The study employs a retrospective analysis, screening all autopsied patients from the Neurodegenerative Research Group (NRG) database who had been assessed using the NVOA evaluation tool. A total of 104 patients were included in the study, with 63 developing NVOA. SPM12 software was used to evaluate the patterns of gray matter loss in NVOA and non-NVOA patients, adjusting for age and gender as covariates.

  1. Patient Selection and Setting: The study screened autopsied patients from the NRG database, identifying 104 patients who had undergone NVOA assessment. These patients were included in the study between July 6, 2010, and May 18, 2023.

  2. Clinical Assessment: All patients completed a series of multidisciplinary assessments during each visit, including the Montreal Cognitive Assessment (MoCA), Frontal Assessment Battery (FAB), and the Unified Parkinson’s Disease Rating Scale sponsored by the Movement Disorder Society (MDS-UPDRS III).

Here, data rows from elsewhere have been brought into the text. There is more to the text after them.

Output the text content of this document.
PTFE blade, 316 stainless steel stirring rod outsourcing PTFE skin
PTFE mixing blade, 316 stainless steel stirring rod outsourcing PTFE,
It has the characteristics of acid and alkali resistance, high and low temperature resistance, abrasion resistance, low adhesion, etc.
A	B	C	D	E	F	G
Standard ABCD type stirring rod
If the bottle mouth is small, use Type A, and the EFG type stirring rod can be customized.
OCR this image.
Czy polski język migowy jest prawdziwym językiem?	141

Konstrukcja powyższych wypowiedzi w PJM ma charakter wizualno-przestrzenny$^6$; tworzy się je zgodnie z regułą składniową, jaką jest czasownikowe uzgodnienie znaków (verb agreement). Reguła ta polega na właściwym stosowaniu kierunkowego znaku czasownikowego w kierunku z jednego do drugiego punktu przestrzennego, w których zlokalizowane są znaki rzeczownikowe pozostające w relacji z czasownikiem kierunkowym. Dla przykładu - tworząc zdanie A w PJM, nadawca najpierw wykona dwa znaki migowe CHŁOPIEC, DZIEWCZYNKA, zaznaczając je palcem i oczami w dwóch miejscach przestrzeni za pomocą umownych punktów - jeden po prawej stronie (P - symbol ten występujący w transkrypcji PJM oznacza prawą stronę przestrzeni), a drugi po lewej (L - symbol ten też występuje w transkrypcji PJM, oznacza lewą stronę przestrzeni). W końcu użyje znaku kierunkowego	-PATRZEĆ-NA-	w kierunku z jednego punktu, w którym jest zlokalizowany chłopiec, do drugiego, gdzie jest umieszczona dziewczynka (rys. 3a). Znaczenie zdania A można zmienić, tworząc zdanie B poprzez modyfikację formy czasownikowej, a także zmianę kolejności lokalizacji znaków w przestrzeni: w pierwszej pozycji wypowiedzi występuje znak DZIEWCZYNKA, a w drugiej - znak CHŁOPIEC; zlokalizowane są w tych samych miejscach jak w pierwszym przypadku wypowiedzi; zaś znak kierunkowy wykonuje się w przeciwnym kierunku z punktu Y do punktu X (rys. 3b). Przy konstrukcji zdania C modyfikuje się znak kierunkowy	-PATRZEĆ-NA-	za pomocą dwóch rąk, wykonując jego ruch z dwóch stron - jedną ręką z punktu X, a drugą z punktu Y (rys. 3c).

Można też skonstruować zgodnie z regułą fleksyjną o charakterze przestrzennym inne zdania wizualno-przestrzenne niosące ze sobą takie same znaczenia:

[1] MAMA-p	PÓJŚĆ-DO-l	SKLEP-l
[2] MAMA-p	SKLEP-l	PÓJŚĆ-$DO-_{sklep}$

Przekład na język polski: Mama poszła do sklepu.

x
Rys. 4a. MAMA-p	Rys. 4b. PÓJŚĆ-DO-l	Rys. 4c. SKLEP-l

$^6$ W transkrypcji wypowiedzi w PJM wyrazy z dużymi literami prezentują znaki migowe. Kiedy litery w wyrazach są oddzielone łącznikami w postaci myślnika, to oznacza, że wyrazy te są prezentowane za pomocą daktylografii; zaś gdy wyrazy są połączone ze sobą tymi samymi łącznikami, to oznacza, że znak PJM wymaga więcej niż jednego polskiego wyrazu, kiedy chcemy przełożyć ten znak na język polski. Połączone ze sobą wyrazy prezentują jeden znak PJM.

  3. NVOA Identification: Speech-language pathologists performed speech-language evaluations, assessing spontaneous conversation and structured speech tasks, as well as NVOA performance, using the NVOA evaluation tool for screening and confirmation. A score of ≤29 points was used as the cutoff to confirm the presence and severity of NVOA.

  4. Pathological Methods: Histopathological examinations of all cases were performed by a certified neuropathologist (D.W.D.) at Mayo Clinic, with pathological diagnoses based on published pathological standards.

  5. Neuroimaging Analysis: All patients underwent standardized 3T MRI protocol scans, including T1-weighted MPRAGE sequences, during each visit. Voxel-based morphometry using SPM12 was used to evaluate gray matter volume loss patterns in NVOA versus non-NVOA patients.

  6. Statistical Analysis: Kruskal-Wallis tests and Fisher’s exact tests were used to analyze baseline clinical diagnoses, follow-up times, and other variables. Statistical analyses were performed using Bluesky Statistics software, with significance set at p<0.05.

Research Results

  1. Patient Characteristics: A total of 104 patients participated in this study, with 57.7% male and 42.3% female. Among the 63 NVOA patients, the most common initial diagnoses were Primary Progressive Apraxia of Speech (PPAOS) and Nonfluent Variant Primary Progressive Aphasia (NFVPPA); whereas in non-NVOA patients, the most common diagnoses were Progressive Supranuclear Palsy (PSP) and Logopenic Progressive Aphasia (LPA).

  2. Clinical Diagnosis and Pathological Correlation: In NVOA patients, PSP and Corticobasal Degeneration (CBD) were the most common pathological findings, while in non-NVOA patients, PSP and Alzheimer’s Disease (AD) were more prevalent. Further analysis indicated that specific pathological findings (such as CBD and FTLD-TDP) were associated with more severe NVOA.

  3. Neuroimaging Findings: NVOA patients exhibited greater gray matter volume loss in the left premotor cortex, motor cortex, and cingulate cortex, suggesting that these regions may play a significant role in the development of NVOA.

Conclusion and Value

This study demonstrates that NVOA is common across various neurodegenerative diseases, primarily manifesting as damage to specific brain regions rather than being linked to specific pathologies. NVOA is most strongly associated with PSP and CBD pathologies, but other pathological findings can also lead to the development of NVOA. Clinically, the presence of NVOA can be used to predict disease progression and severity, providing valuable references for clinical diagnosis and treatment.

The study’s highlight is its use of large-scale data and autopsy results to deeply analyze the correlations between NVOA and different neurodegenerative diseases, enriching the clinical and pathological knowledge of NVOA and offering significant reference value for future research and clinical practice.